I tracked my energy bills across three full years while running houses in two spots. The exposed hilltop site cost nearly double to heat. A sheltered valley spot just two miles away used half the fuel. Both structures had the same size, covering, and heater. The only difference was wind. Cold gusts strip warmth from surfaces far faster than still air.
When I first started, I picked my hilltop site for the great views. That choice cost me thousands in extra fuel over the years. Now I tell every new grower to scout for wind protection before they build. A row of evergreens or a solid fence can cut your greenhouse heating expenses by a huge margin over time.
The heating formula Q = U x A x (delta)T shows why some factors matter more than others. Q is the heat you must add in BTUs per hour. U tells how fast warmth leaks through your walls. A is your total surface area. Delta T is the temp gap between inside and outside. When outdoor temps drop from 40°F to 20°F while you hold 65°F inside, your gap doubles. Your heating needs jump right along with it.

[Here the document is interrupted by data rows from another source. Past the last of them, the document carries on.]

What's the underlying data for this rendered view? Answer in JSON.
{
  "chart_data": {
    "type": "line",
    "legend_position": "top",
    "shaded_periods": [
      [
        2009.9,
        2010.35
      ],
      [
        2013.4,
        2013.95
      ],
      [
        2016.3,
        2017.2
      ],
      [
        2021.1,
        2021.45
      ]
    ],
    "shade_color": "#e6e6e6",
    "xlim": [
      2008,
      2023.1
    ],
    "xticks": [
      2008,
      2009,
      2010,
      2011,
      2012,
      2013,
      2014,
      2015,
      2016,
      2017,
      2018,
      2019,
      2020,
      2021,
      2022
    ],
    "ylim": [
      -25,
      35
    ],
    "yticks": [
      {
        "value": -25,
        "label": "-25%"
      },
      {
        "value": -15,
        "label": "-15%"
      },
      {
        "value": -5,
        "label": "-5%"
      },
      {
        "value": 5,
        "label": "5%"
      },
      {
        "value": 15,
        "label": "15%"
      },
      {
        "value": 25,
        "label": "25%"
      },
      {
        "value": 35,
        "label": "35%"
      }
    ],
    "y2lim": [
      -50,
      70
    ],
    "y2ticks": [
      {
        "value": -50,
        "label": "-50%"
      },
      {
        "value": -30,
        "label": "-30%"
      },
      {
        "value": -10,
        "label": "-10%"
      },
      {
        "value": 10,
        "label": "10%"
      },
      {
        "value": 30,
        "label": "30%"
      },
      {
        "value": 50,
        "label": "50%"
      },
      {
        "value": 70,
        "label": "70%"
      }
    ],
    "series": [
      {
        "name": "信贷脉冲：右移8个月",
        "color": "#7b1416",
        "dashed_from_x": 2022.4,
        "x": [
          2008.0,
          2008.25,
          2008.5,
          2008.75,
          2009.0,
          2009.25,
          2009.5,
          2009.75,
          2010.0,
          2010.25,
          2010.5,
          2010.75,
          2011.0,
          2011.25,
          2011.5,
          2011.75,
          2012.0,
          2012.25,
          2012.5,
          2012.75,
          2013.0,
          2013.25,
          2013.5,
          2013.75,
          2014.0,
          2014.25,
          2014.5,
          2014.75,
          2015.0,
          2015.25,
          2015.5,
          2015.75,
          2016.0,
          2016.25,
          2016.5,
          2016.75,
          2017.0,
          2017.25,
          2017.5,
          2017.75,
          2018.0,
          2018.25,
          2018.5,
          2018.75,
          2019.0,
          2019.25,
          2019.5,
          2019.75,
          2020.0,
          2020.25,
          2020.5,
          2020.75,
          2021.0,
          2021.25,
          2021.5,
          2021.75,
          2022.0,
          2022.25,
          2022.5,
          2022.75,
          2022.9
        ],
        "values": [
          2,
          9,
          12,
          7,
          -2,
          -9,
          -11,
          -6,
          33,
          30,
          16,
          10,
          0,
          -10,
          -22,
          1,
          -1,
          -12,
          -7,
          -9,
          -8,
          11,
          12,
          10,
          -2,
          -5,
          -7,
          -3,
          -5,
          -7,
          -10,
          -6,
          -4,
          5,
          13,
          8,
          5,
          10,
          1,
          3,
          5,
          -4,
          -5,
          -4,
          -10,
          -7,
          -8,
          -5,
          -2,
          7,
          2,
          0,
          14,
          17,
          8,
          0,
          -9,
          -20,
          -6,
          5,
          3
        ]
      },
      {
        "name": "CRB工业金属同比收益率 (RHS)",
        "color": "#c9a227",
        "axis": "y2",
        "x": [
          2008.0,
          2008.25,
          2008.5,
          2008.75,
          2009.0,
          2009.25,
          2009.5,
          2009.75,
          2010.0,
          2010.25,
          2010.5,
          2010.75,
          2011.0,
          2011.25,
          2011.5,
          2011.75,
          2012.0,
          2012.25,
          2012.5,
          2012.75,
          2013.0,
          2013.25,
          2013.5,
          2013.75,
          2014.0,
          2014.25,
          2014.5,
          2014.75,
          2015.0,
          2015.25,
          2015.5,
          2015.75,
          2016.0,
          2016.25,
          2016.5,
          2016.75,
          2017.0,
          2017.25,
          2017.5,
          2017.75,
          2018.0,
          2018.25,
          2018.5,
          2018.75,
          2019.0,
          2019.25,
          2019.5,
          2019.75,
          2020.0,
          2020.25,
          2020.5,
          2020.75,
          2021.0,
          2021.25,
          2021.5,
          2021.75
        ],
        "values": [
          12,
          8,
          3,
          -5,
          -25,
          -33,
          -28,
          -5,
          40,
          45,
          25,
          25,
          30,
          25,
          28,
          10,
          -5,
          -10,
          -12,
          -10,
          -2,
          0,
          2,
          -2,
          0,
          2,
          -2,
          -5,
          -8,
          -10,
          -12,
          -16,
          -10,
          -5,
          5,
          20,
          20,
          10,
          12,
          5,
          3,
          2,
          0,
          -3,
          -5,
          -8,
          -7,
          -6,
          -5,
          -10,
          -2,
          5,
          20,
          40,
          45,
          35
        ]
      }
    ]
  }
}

Wind kicks heat loss way beyond what temp alone would cause. The University of Alaska Extension found that heating needs double as wind climbs from calm to just 15 mph. Moving air scrubs warmth from your covering much faster than still air at the same reading. A 30°F night with strong wind costs more than a 20°F night with no breeze.
Your covering material shapes energy consumption greenhouse costs through its U-value. Single-layer poly or glass scores around 1.1, letting heat pour out. Double-layer inflated poly drops to 0.70. Double-wall plastic panels hit 0.55. IR-blocking films can reach 0.50 by bouncing heat back in. The gap between best and worst runs up to 57% in heat retention.
Solar gain helps you on cold sunny days but hurts you in summer. A well-aimed house grabs enough sun on clear winter days to cut heating needs a lot. That same structure cooks in summer and needs power-hungry cooling. Your latitude, cloud cover, and sun angles all shape how much free warmth you can harvest versus how much active cooling you'll need.
Put your upgrade money into windbreaks and air sealing before other fixes. Plant hedges or put up fence panels to block winter gusts. Seal gaps around doors and panel joints. Then look at better covering materials. Size your heater using real BTU math for your climate and temp targets. Right-sizing stops both the waste of oversized units and the crop losses from gear that can't keep up on cold nights.